This Week in History
A Little Piece of Norway in Canada
For the week of Monday April 7, 2008
On April 9, 1940, Germany’s armed forces launched a surprise attack on Norway.
Once the active resistance was over, the Norwegian government looked to Canada to relocate the Royal Norwegian Air Force. Canada was seen as an ideal location due to its spaciousness and its close proximity to the United States, from whom Norway was purchasing planes. The Royal Norwegian Air Force’s training centre, ‘Little Norway,’ officially opened at Island Airport in Toronto on November 10, 1940.
The Royal Norwegian Air Force fought as independent units within England’s Royal Air Force, thus the training at Little Norway was synchronized with the British Commonwealth Air Training Plan. Upon completion of elementary training at Little Norway, students entered into the British Commonwealth Air Training Plan and were then posted to various training schools across Canada. Thirty-three hundred airmen in various capacities were trained at Little Norway during the war.
The first Norwegian unit, 330 (Norwegian) Squadron, Coastal Command, RAF went to Iceland in April 1941 and the first all-Norwegian fighter squadron 331 (Norwegian) Squadron, Fighter Command, RAF, went on active service in England in June 1941. Norwegian Squadrons 332 (Fighter Command) and 333 (Coastal Command) soon joined the Royal Air Force.

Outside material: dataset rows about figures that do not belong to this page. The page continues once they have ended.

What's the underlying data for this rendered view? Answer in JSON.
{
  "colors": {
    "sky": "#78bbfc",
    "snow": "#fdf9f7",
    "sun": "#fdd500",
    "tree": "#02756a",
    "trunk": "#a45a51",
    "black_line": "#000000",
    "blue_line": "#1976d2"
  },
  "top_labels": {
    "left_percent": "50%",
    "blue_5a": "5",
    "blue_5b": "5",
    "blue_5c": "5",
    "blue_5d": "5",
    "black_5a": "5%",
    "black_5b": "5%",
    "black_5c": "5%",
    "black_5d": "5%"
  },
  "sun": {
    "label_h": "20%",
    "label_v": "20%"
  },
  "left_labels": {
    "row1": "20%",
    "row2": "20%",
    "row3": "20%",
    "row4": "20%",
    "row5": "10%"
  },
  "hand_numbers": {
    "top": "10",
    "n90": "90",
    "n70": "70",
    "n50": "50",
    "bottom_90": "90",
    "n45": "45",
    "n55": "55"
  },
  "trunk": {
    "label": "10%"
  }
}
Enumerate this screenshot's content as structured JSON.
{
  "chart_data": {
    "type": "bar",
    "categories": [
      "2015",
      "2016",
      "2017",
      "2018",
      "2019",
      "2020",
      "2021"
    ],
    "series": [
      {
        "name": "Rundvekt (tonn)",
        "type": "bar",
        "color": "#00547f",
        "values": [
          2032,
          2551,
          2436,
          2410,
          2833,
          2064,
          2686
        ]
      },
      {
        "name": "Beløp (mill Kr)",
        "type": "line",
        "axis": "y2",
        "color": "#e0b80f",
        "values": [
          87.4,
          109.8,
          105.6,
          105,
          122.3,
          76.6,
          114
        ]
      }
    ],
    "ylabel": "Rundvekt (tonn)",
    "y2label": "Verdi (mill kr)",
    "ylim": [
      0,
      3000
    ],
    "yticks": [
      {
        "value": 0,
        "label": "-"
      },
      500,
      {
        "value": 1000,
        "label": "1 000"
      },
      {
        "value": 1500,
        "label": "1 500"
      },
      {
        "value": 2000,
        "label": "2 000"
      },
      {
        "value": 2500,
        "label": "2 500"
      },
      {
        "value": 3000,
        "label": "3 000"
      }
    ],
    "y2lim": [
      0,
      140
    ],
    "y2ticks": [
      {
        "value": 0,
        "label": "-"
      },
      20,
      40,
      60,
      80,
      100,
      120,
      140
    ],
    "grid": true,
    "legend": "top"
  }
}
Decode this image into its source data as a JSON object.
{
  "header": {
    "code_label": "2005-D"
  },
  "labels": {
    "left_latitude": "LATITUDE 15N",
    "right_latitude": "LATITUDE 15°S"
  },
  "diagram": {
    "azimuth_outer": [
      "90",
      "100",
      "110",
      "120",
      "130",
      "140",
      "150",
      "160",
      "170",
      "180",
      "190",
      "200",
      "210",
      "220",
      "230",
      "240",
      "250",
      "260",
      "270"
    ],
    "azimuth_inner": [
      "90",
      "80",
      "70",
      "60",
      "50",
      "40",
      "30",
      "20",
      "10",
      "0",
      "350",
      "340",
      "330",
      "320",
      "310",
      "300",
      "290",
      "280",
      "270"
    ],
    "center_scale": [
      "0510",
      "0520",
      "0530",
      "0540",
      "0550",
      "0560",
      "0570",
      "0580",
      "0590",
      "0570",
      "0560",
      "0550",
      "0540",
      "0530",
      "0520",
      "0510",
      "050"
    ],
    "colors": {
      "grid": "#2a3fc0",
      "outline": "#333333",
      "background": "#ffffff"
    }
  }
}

The Norwegian recruits received a very warm welcome from both the Canadians and the Americans. Many Canadian families and organizations took in the recruits and treated them like family during their time in Canada. Many of the Norwegian recruits ended up marrying Canadian girls and many others returned to Canada after the war.
Norwegian training in Canada during the Second World War was designated a National Historic Event in 2001.